The plan will also fund targeted programs reduce the harms of illegal drug use and encourage more Philadelphians to recover from addiction. In 2021, the city reported a sharp increase in overdose deaths among black and Hispanic residents.
The city’s planned mobile methadone clinics would offer a less invasive form of opioid addiction treatment, effectively barred from expanding in the United States between 2007 and 2021. (Methadone vans operate widely in other countries, including Portugal, and are believed to help people with severe addictions who are not ready for more structured treatment.)
In 2021, the federal government eased requirements for portable methadone, allowing existing methadone clinics to operate vans without a Drug Enforcement Administration license.
City officials will also use the funds to expand access to methadone in jails and prisons, and to give incarcerated Philadelphians up to 16 milligrams of buprenorphine, another drug used to treat opioid addiction. (In the past, inmates in the Philadelphia jail were only allowed 8 mg.)
“It allows for the same level of treatment as non-incarcerated people,” said Jill Bowen, commissioner of the city’s Office of Behavioral Health and Intellectual Disabilities. “[Incarcerated people] When they leave prison, they can more easily transition to treatment.”
The settlement money will be used in addition to the expansion of the city wound care. That’s especially necessary, officials said, because the city’s drug supply contains the animal sedative xylazine. Xylazine, or “trank,” can cause serious damage and overdoses that are more difficult to reverse.
It will also fund housing initiatives such as a new shelter for married couples, housing for people leaving prison, and housing for people living on the streets seeking outpatient drug treatment. The city administration plans to allocate this money and expanding police-assisted diversion programs aimed at getting people with addictions into treatment rather than arrest.

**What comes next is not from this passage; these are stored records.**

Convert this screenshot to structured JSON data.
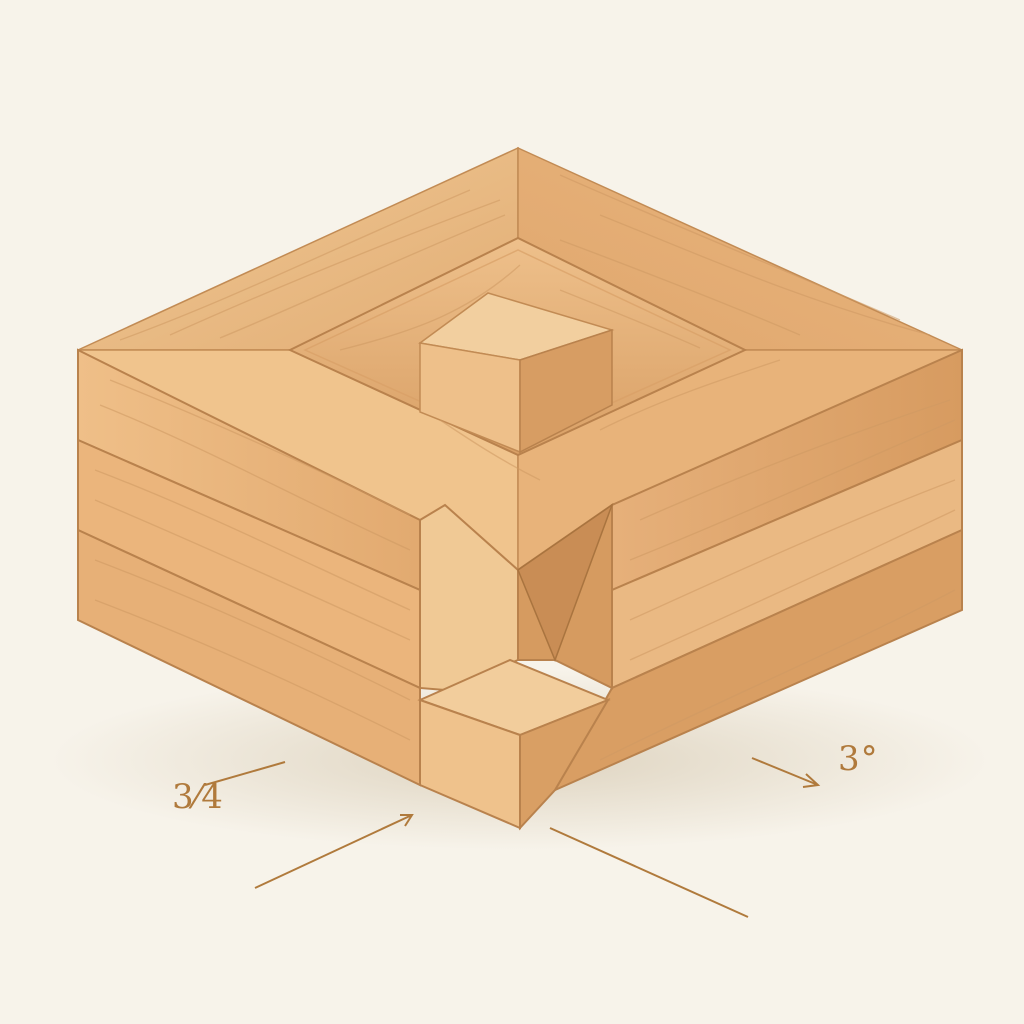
{
  "colors": {
    "background": "#f7f3ea",
    "wood_top": "#e7b680",
    "wood_top_light": "#f0c793",
    "wood_left": "#ebb67b",
    "wood_right": "#dfa56b",
    "wood_dark": "#c98d55",
    "seam": "#b9824d",
    "grain": "#cf9a63",
    "dimension": "#b07a3c"
  },
  "dimension_labels": {
    "left": "3⁄4",
    "right": "3°"
  }
}
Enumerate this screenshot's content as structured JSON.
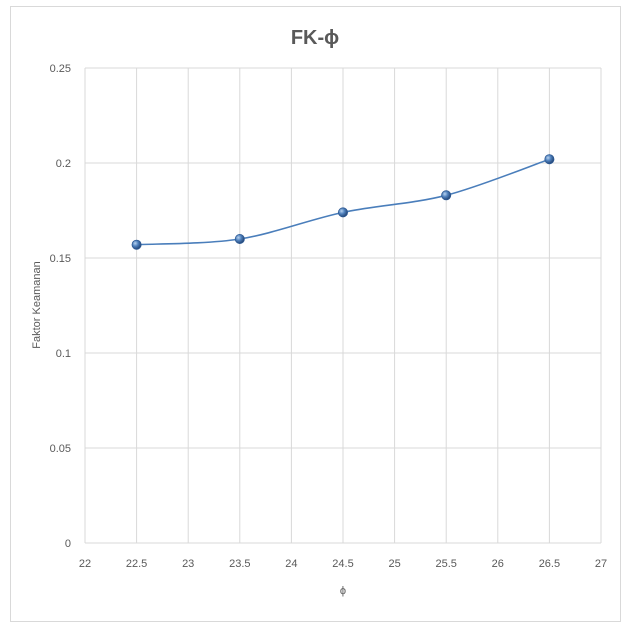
{
  "chart_data": {
    "type": "scatter",
    "title": "FK-ϕ",
    "xlabel": "ϕ",
    "ylabel": "Faktor Keamanan",
    "xlim": [
      22,
      27
    ],
    "ylim": [
      0,
      0.25
    ],
    "x_ticks": [
      "22",
      "22.5",
      "23",
      "23.5",
      "24",
      "24.5",
      "25",
      "25.5",
      "26",
      "26.5",
      "27"
    ],
    "y_ticks": [
      "0",
      "0.05",
      "0.1",
      "0.15",
      "0.2",
      "0.25"
    ],
    "grid": true,
    "legend": "none",
    "series": [
      {
        "x": [
          22.5,
          23.5,
          24.5,
          25.5,
          26.5
        ],
        "y": [
          0.157,
          0.16,
          0.174,
          0.183,
          0.202
        ],
        "color": "#4a7ebb",
        "marker": "circle",
        "line": "smooth"
      }
    ]
  }
}
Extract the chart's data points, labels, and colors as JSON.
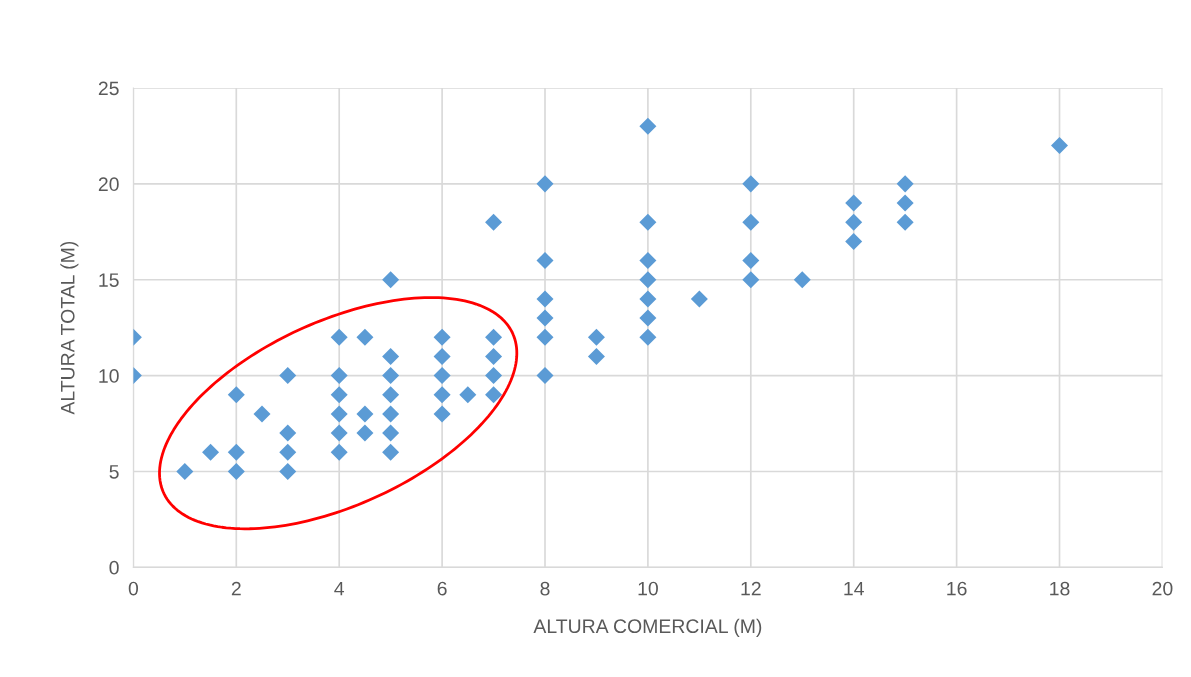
{
  "chart_data": {
    "type": "scatter",
    "xlabel": "ALTURA COMERCIAL (M)",
    "ylabel": "ALTURA TOTAL (M)",
    "series": [
      {
        "color": "#5b9bd5",
        "x": [
          0,
          0,
          1,
          1.5,
          2,
          2,
          2,
          2.5,
          3,
          3,
          3,
          3,
          4,
          4,
          4,
          4,
          4,
          4,
          4.5,
          4.5,
          4.5,
          5,
          5,
          5,
          5,
          5,
          5,
          5,
          6,
          6,
          6,
          6,
          6,
          6.5,
          7,
          7,
          7,
          7,
          7,
          8,
          8,
          8,
          8,
          8,
          8,
          9,
          9,
          10,
          10,
          10,
          10,
          10,
          10,
          10,
          11,
          12,
          12,
          12,
          12,
          13,
          14,
          14,
          14,
          15,
          15,
          15,
          18
        ],
        "values": [
          12,
          10,
          5,
          6,
          9,
          6,
          5,
          8,
          10,
          7,
          6,
          5,
          12,
          10,
          9,
          8,
          7,
          6,
          12,
          8,
          7,
          15,
          11,
          10,
          9,
          8,
          7,
          6,
          12,
          11,
          10,
          9,
          8,
          9,
          18,
          12,
          11,
          10,
          9,
          20,
          16,
          14,
          13,
          12,
          10,
          12,
          11,
          23,
          18,
          16,
          15,
          14,
          13,
          12,
          14,
          20,
          18,
          16,
          15,
          15,
          19,
          18,
          17,
          20,
          19,
          18,
          22
        ]
      }
    ],
    "xlim": [
      0,
      20
    ],
    "xticks": [
      0,
      2,
      4,
      6,
      8,
      10,
      12,
      14,
      16,
      18,
      20
    ],
    "ylim": [
      0,
      25
    ],
    "yticks": [
      0,
      5,
      10,
      15,
      20,
      25
    ],
    "grid": true,
    "marker": "diamond",
    "legend": false
  }
}
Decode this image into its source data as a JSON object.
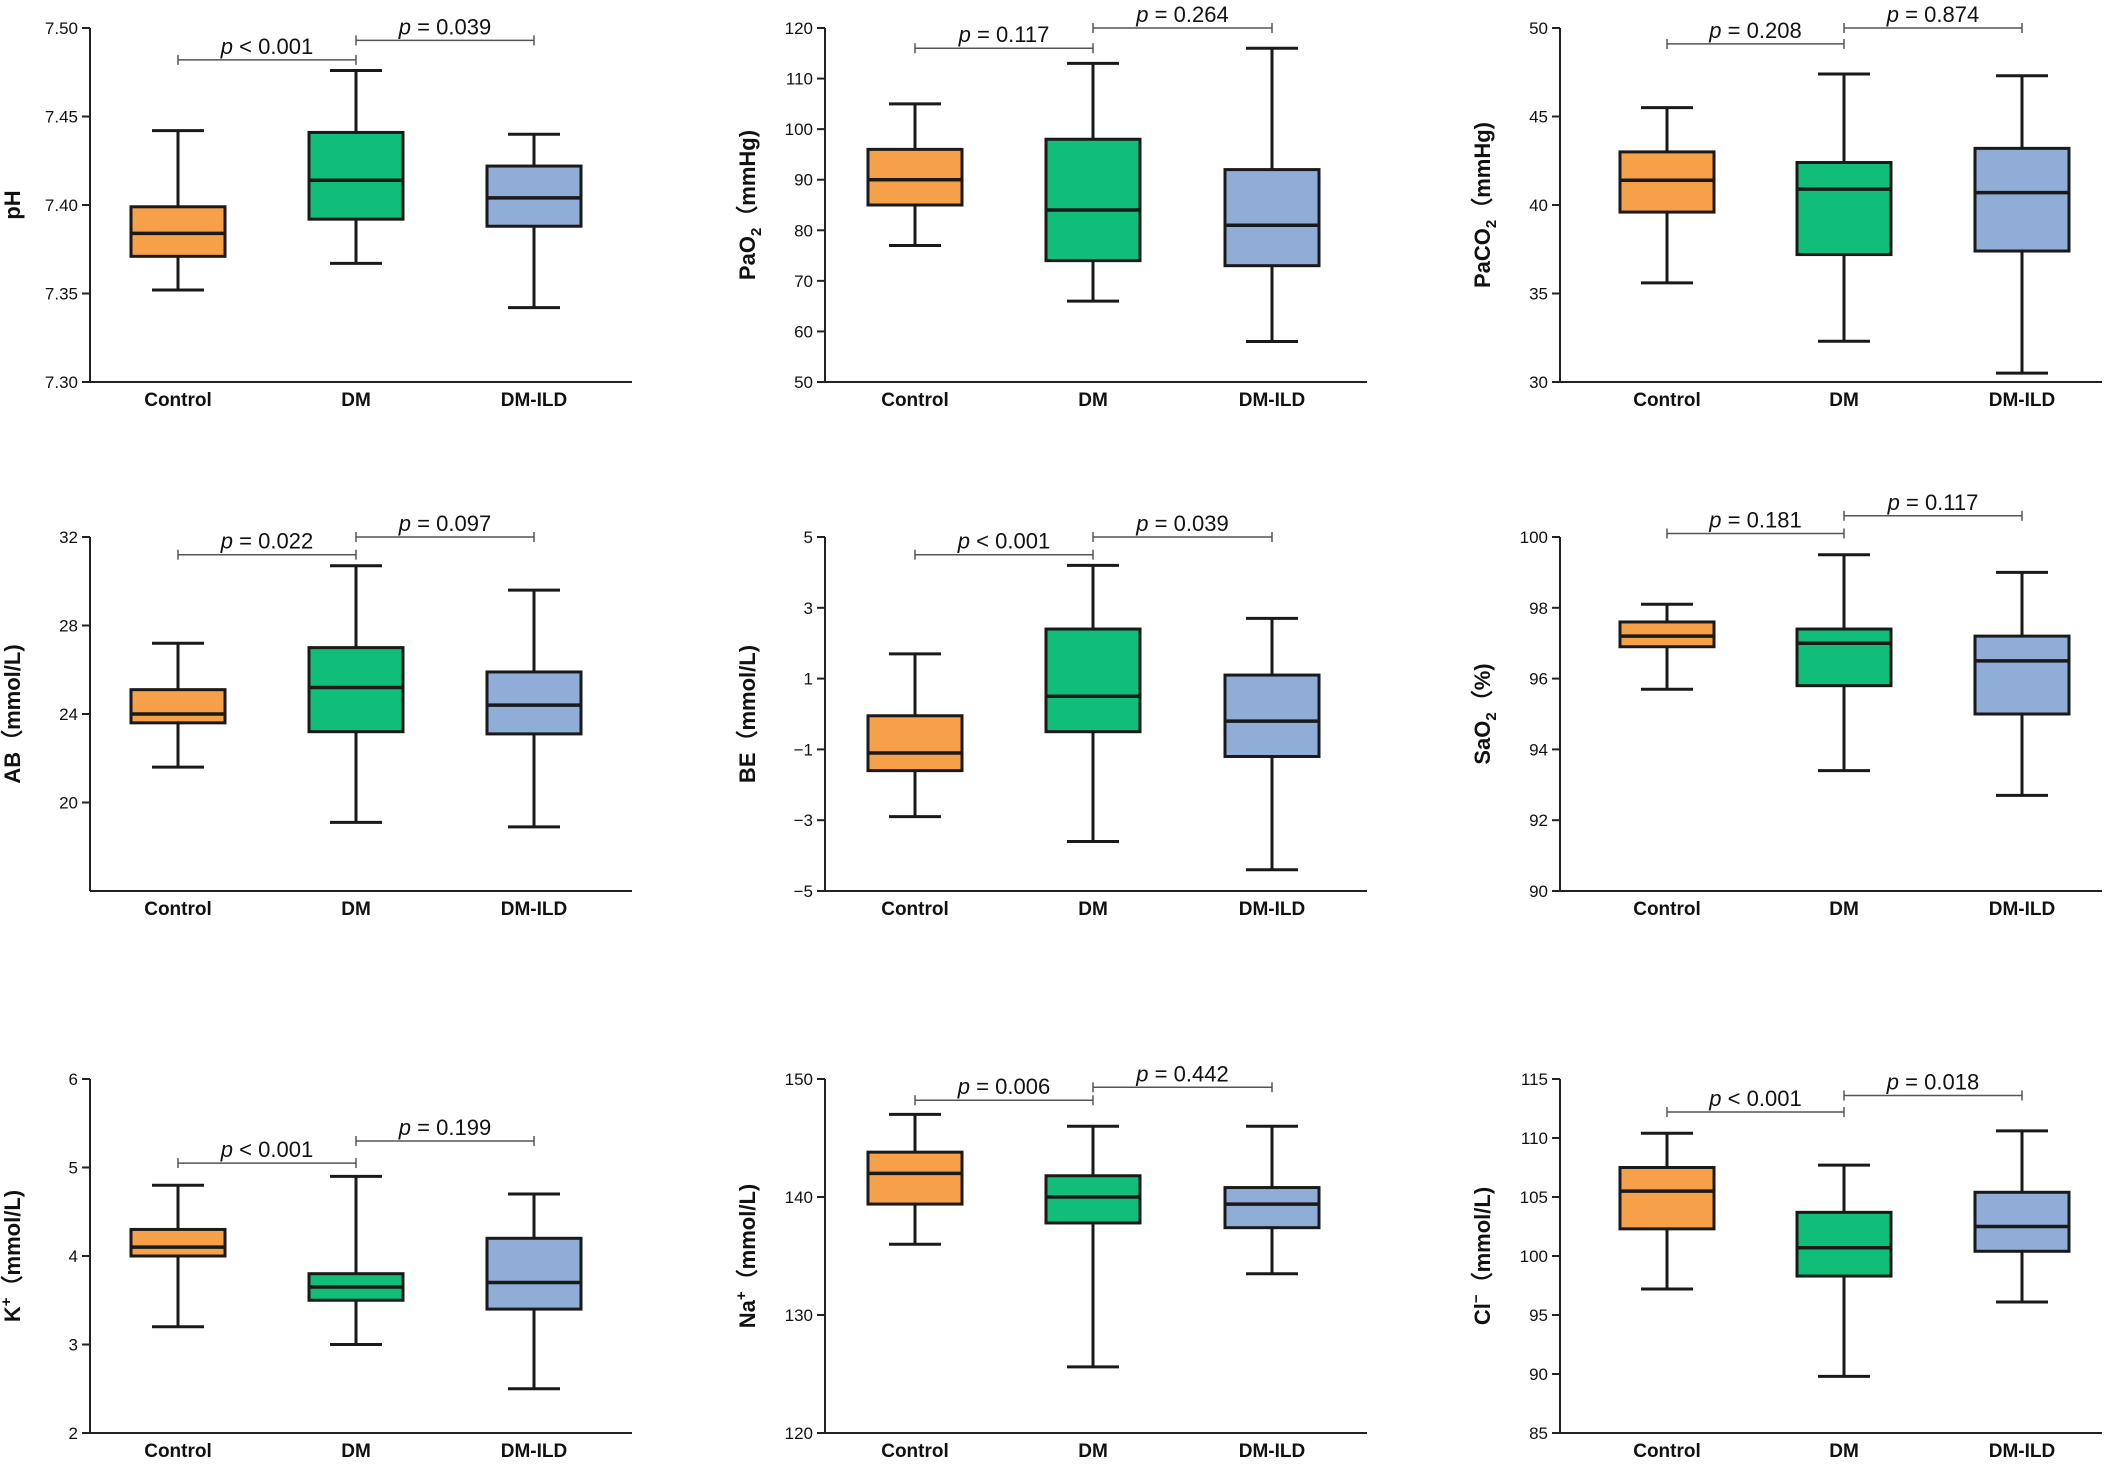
{
  "colors": {
    "Control": "#F6A14A",
    "DM": "#10BE7A",
    "DM-ILD": "#8FADD6",
    "stroke": "#1a1a1a",
    "bracket": "#555555"
  },
  "chart_data": [
    {
      "type": "box",
      "ylabel": "pH",
      "ylim": [
        7.3,
        7.5
      ],
      "yticks": [
        "7.30",
        "7.35",
        "7.40",
        "7.45",
        "7.50"
      ],
      "categories": [
        "Control",
        "DM",
        "DM-ILD"
      ],
      "boxes": [
        {
          "category": "Control",
          "min": 7.352,
          "q1": 7.371,
          "median": 7.384,
          "q3": 7.399,
          "max": 7.442
        },
        {
          "category": "DM",
          "min": 7.367,
          "q1": 7.392,
          "median": 7.414,
          "q3": 7.441,
          "max": 7.476
        },
        {
          "category": "DM-ILD",
          "min": 7.342,
          "q1": 7.388,
          "median": 7.404,
          "q3": 7.422,
          "max": 7.44
        }
      ],
      "p_values": [
        {
          "between": [
            "Control",
            "DM"
          ],
          "label": "p < 0.001",
          "y": 7.482
        },
        {
          "between": [
            "DM",
            "DM-ILD"
          ],
          "label": "p = 0.039",
          "y": 7.493
        }
      ]
    },
    {
      "type": "box",
      "ylabel": "PaO2（mmHg)",
      "ylim": [
        50,
        120
      ],
      "yticks": [
        "50",
        "60",
        "70",
        "80",
        "90",
        "100",
        "110",
        "120"
      ],
      "categories": [
        "Control",
        "DM",
        "DM-ILD"
      ],
      "boxes": [
        {
          "category": "Control",
          "min": 77,
          "q1": 85,
          "median": 90,
          "q3": 96,
          "max": 105
        },
        {
          "category": "DM",
          "min": 66,
          "q1": 74,
          "median": 84,
          "q3": 98,
          "max": 113
        },
        {
          "category": "DM-ILD",
          "min": 58,
          "q1": 73,
          "median": 81,
          "q3": 92,
          "max": 116
        }
      ],
      "p_values": [
        {
          "between": [
            "Control",
            "DM"
          ],
          "label": "p = 0.117",
          "y": 116
        },
        {
          "between": [
            "DM",
            "DM-ILD"
          ],
          "label": "p = 0.264",
          "y": 120
        }
      ]
    },
    {
      "type": "box",
      "ylabel": "PaCO2（mmHg)",
      "ylim": [
        30,
        50
      ],
      "yticks": [
        "30",
        "35",
        "40",
        "45",
        "50"
      ],
      "categories": [
        "Control",
        "DM",
        "DM-ILD"
      ],
      "boxes": [
        {
          "category": "Control",
          "min": 35.6,
          "q1": 39.6,
          "median": 41.4,
          "q3": 43.0,
          "max": 45.5
        },
        {
          "category": "DM",
          "min": 32.3,
          "q1": 37.2,
          "median": 40.9,
          "q3": 42.4,
          "max": 47.4
        },
        {
          "category": "DM-ILD",
          "min": 30.5,
          "q1": 37.4,
          "median": 40.7,
          "q3": 43.2,
          "max": 47.3
        }
      ],
      "p_values": [
        {
          "between": [
            "Control",
            "DM"
          ],
          "label": "p = 0.208",
          "y": 49.1
        },
        {
          "between": [
            "DM",
            "DM-ILD"
          ],
          "label": "p = 0.874",
          "y": 50.0
        }
      ]
    },
    {
      "type": "box",
      "ylabel": "AB（mmol/L)",
      "ylim": [
        16,
        32
      ],
      "yticks": [
        "20",
        "24",
        "28",
        "32"
      ],
      "categories": [
        "Control",
        "DM",
        "DM-ILD"
      ],
      "boxes": [
        {
          "category": "Control",
          "min": 21.6,
          "q1": 23.6,
          "median": 24.0,
          "q3": 25.1,
          "max": 27.2
        },
        {
          "category": "DM",
          "min": 19.1,
          "q1": 23.2,
          "median": 25.2,
          "q3": 27.0,
          "max": 30.7
        },
        {
          "category": "DM-ILD",
          "min": 18.9,
          "q1": 23.1,
          "median": 24.4,
          "q3": 25.9,
          "max": 29.6
        }
      ],
      "p_values": [
        {
          "between": [
            "Control",
            "DM"
          ],
          "label": "p = 0.022",
          "y": 31.2
        },
        {
          "between": [
            "DM",
            "DM-ILD"
          ],
          "label": "p = 0.097",
          "y": 32.0
        }
      ]
    },
    {
      "type": "box",
      "ylabel": "BE（mmol/L)",
      "ylim": [
        -5,
        5
      ],
      "yticks": [
        "-5",
        "-3",
        "-1",
        "1",
        "3",
        "5"
      ],
      "categories": [
        "Control",
        "DM",
        "DM-ILD"
      ],
      "boxes": [
        {
          "category": "Control",
          "min": -2.9,
          "q1": -1.6,
          "median": -1.1,
          "q3": -0.05,
          "max": 1.7
        },
        {
          "category": "DM",
          "min": -3.6,
          "q1": -0.5,
          "median": 0.5,
          "q3": 2.4,
          "max": 4.2
        },
        {
          "category": "DM-ILD",
          "min": -4.4,
          "q1": -1.2,
          "median": -0.2,
          "q3": 1.1,
          "max": 2.7
        }
      ],
      "p_values": [
        {
          "between": [
            "Control",
            "DM"
          ],
          "label": "p < 0.001",
          "y": 4.5
        },
        {
          "between": [
            "DM",
            "DM-ILD"
          ],
          "label": "p = 0.039",
          "y": 5.0
        }
      ]
    },
    {
      "type": "box",
      "ylabel": "SaO2（%)",
      "ylim": [
        90,
        100
      ],
      "yticks": [
        "90",
        "92",
        "94",
        "96",
        "98",
        "100"
      ],
      "categories": [
        "Control",
        "DM",
        "DM-ILD"
      ],
      "boxes": [
        {
          "category": "Control",
          "min": 95.7,
          "q1": 96.9,
          "median": 97.2,
          "q3": 97.6,
          "max": 98.1
        },
        {
          "category": "DM",
          "min": 93.4,
          "q1": 95.8,
          "median": 97.0,
          "q3": 97.4,
          "max": 99.5
        },
        {
          "category": "DM-ILD",
          "min": 92.7,
          "q1": 95.0,
          "median": 96.5,
          "q3": 97.2,
          "max": 99.0
        }
      ],
      "p_values": [
        {
          "between": [
            "Control",
            "DM"
          ],
          "label": "p = 0.181",
          "y": 100.1
        },
        {
          "between": [
            "DM",
            "DM-ILD"
          ],
          "label": "p = 0.117",
          "y": 100.6
        }
      ]
    },
    {
      "type": "box",
      "ylabel": "K+（mmol/L)",
      "ylim": [
        2,
        6
      ],
      "yticks": [
        "2",
        "3",
        "4",
        "5",
        "6"
      ],
      "categories": [
        "Control",
        "DM",
        "DM-ILD"
      ],
      "boxes": [
        {
          "category": "Control",
          "min": 3.2,
          "q1": 4.0,
          "median": 4.1,
          "q3": 4.3,
          "max": 4.8
        },
        {
          "category": "DM",
          "min": 3.0,
          "q1": 3.5,
          "median": 3.65,
          "q3": 3.8,
          "max": 4.9
        },
        {
          "category": "DM-ILD",
          "min": 2.5,
          "q1": 3.4,
          "median": 3.7,
          "q3": 4.2,
          "max": 4.7
        }
      ],
      "p_values": [
        {
          "between": [
            "Control",
            "DM"
          ],
          "label": "p < 0.001",
          "y": 5.05
        },
        {
          "between": [
            "DM",
            "DM-ILD"
          ],
          "label": "p = 0.199",
          "y": 5.3
        }
      ]
    },
    {
      "type": "box",
      "ylabel": "Na+（mmol/L)",
      "ylim": [
        120,
        150
      ],
      "yticks": [
        "120",
        "130",
        "140",
        "150"
      ],
      "categories": [
        "Control",
        "DM",
        "DM-ILD"
      ],
      "boxes": [
        {
          "category": "Control",
          "min": 136,
          "q1": 139.4,
          "median": 142,
          "q3": 143.8,
          "max": 147
        },
        {
          "category": "DM",
          "min": 125.6,
          "q1": 137.8,
          "median": 140,
          "q3": 141.8,
          "max": 146
        },
        {
          "category": "DM-ILD",
          "min": 133.5,
          "q1": 137.4,
          "median": 139.4,
          "q3": 140.8,
          "max": 146
        }
      ],
      "p_values": [
        {
          "between": [
            "Control",
            "DM"
          ],
          "label": "p = 0.006",
          "y": 148.2
        },
        {
          "between": [
            "DM",
            "DM-ILD"
          ],
          "label": "p = 0.442",
          "y": 149.3
        }
      ]
    },
    {
      "type": "box",
      "ylabel": "Cl−（mmol/L)",
      "ylim": [
        85,
        115
      ],
      "yticks": [
        "85",
        "90",
        "95",
        "100",
        "105",
        "110",
        "115"
      ],
      "categories": [
        "Control",
        "DM",
        "DM-ILD"
      ],
      "boxes": [
        {
          "category": "Control",
          "min": 97.2,
          "q1": 102.3,
          "median": 105.5,
          "q3": 107.5,
          "max": 110.4
        },
        {
          "category": "DM",
          "min": 89.8,
          "q1": 98.3,
          "median": 100.7,
          "q3": 103.7,
          "max": 107.7
        },
        {
          "category": "DM-ILD",
          "min": 96.1,
          "q1": 100.4,
          "median": 102.5,
          "q3": 105.4,
          "max": 110.6
        }
      ],
      "p_values": [
        {
          "between": [
            "Control",
            "DM"
          ],
          "label": "p < 0.001",
          "y": 112.2
        },
        {
          "between": [
            "DM",
            "DM-ILD"
          ],
          "label": "p = 0.018",
          "y": 113.6
        }
      ]
    }
  ]
}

At a press conference Thursday, some Kensington residents said they were encouraged by the funding announcements, but still skepticism after years of failed interventions in the neighborhood. Several people pointed out that the opioid crisis is a citywide problem, and part of the city’s goal is to avoid concentrating drug use in neighborhoods.
Patrice Rogers, a Kensington resident who runs the Stop the Risk camp for addicts, said the crisis and efforts to combat it shouldn’t be limited to Kensington. And he said people with addictions shouldn’t be treated as if they weren’t part of the same community.
He said he was encouraged by Thursday’s announcement, especially because of the community organizations involved. Rogers is the community liaison with Impact Services.
“I believe it’s different this time because of the people involved – it will make a difference,” he said. “I believe they care about the community.”